Embiggen Books has created posters that discourage people from showrooming, with slogans such as ‘Find it here, Buy it here, Keep us here’.

‘I imagine people do it, but at the same time, people are using all of that technology to find the books they want when they come to me,’ says Fiona Stager. ‘They’ll often hand over a photo of a book and say, My friend told me about this.’

Awareness campaigns and crowdsourcing

Andrea Hanke, editor of industry magazine Books and Publishing, is enthusiastic about industry-wide campaigns designed to increase community awareness of the role bookshops play.

More than 20,000 people voted in the Australia’s Favourite Bookshop poll as part of this year’s National Bookshop Day (run by the Australian Booksellers' Association). Andrea believes that the initiative has been ‘really useful in getting positive stories about local bookshops into the mainstream media.’

National Bookshop Day 2013

Above: William McInnes in the promo for National Bookshop Day 2013.

She also ‘loves’ the current UK campaign, featuring photos of celebrities carrying cloth bags with the slogan ‘Books Are My Bag’. ‘It’s a great collaboration between booksellers, publishers and a hotshot advertising firm.’

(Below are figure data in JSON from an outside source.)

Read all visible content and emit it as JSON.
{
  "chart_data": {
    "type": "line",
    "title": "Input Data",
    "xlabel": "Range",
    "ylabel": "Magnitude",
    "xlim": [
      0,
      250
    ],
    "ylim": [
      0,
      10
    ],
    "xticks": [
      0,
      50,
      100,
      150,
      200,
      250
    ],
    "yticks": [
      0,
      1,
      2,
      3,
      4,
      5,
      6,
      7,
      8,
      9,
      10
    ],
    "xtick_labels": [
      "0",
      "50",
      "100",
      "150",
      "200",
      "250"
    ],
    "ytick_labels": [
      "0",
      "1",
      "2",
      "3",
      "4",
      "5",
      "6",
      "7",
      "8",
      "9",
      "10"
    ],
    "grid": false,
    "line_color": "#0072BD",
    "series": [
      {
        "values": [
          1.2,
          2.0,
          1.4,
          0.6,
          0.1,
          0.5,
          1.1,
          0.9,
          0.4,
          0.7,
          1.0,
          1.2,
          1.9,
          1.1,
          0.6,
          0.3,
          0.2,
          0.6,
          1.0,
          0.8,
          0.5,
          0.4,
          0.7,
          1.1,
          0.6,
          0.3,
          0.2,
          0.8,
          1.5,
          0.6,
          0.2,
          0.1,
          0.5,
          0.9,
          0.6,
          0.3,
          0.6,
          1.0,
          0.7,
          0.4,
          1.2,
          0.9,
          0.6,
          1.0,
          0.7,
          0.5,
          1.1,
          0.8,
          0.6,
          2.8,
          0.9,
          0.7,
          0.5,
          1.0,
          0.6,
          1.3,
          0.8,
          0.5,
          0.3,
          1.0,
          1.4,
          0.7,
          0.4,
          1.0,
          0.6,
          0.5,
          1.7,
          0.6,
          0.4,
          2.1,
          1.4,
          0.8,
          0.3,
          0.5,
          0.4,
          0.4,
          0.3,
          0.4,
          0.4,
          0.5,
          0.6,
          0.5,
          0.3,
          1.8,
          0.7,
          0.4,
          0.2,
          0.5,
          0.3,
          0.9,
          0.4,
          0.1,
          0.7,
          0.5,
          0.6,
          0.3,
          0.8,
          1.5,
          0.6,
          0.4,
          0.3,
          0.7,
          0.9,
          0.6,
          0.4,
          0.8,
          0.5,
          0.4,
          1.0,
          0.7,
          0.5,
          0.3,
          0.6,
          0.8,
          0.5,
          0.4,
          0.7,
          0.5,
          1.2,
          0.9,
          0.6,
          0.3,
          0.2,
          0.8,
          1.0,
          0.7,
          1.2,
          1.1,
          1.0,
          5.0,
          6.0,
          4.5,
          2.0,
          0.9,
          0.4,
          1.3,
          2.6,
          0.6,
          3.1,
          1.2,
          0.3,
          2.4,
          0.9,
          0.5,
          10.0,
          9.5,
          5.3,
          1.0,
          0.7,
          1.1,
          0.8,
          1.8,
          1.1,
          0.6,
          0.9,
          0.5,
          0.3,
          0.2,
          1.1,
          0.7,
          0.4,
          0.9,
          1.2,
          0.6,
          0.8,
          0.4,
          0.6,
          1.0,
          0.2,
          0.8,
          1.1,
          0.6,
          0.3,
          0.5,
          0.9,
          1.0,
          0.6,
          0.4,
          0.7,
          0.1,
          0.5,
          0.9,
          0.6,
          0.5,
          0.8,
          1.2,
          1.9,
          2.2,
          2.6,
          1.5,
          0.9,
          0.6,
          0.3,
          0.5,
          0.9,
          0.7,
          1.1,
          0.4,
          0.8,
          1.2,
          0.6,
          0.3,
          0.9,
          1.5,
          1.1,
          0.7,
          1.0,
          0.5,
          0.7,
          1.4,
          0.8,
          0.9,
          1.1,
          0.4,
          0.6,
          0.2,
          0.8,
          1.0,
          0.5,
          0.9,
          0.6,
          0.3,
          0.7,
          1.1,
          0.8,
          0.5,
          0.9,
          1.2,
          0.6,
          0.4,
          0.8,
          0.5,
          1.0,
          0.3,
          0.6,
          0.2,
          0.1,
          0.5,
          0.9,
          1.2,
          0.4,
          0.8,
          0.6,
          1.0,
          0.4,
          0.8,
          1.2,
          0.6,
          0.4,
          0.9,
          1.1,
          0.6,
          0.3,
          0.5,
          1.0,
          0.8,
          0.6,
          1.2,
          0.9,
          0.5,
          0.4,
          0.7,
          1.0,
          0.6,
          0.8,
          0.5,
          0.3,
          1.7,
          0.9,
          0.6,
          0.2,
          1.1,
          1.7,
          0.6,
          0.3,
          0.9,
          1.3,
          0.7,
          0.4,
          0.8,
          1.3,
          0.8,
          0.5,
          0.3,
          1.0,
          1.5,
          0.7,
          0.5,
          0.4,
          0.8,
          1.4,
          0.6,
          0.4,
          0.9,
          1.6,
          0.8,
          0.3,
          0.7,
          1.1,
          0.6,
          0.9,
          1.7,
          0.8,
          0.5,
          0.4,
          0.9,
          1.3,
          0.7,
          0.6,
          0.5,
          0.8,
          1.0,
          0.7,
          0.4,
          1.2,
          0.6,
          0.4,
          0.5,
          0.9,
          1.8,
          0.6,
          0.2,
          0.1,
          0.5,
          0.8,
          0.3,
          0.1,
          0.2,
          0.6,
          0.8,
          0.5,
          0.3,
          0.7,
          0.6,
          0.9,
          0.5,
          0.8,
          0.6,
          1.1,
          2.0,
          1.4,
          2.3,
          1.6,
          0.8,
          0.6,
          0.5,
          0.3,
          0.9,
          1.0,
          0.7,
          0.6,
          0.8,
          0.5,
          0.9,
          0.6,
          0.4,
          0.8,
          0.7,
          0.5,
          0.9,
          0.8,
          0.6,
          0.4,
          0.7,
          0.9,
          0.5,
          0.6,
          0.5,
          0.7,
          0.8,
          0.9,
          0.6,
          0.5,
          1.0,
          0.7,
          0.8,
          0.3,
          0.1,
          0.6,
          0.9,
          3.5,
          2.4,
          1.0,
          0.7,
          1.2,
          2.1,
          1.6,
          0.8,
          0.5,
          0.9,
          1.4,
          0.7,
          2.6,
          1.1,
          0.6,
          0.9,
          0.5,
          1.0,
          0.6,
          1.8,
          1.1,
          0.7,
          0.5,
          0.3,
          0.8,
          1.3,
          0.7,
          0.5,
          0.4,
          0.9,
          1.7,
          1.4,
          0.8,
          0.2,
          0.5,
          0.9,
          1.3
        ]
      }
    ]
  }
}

In America, several indie booksellers have turned to crowdsourcing to raise funds. Could that happen in Australia? Joel Becker is uncomfortable about the idea of bookshops being regarded as charities, rather than ‘important parts of their local business and cultural communities’. But, he says, there have been instances of the customer base of a bookshop being mobilised to save the shop, going to ‘extraordinary means’ to preserve its place in the community.

He cites Melbourne’s Collected Works, an iconic poetry and philosophy bookshop that was considering closing its doors a few years ago, due to a likely rent increase. ‘Their customers, as a grass roots engagement, organised a Christmas buying evening, coupled with poetry readings, and increased their sales by enough on that night to wear the rental increase.’

‘A sense of community is great but it will not save bookshops,’ says Jon Page. ‘What bookshops are facing at the moment is battle over relevancy in the changing retail environment. The bookshop needs to be the primary place readers seek out books, whatever the format, otherwise only a handful are going to survive.’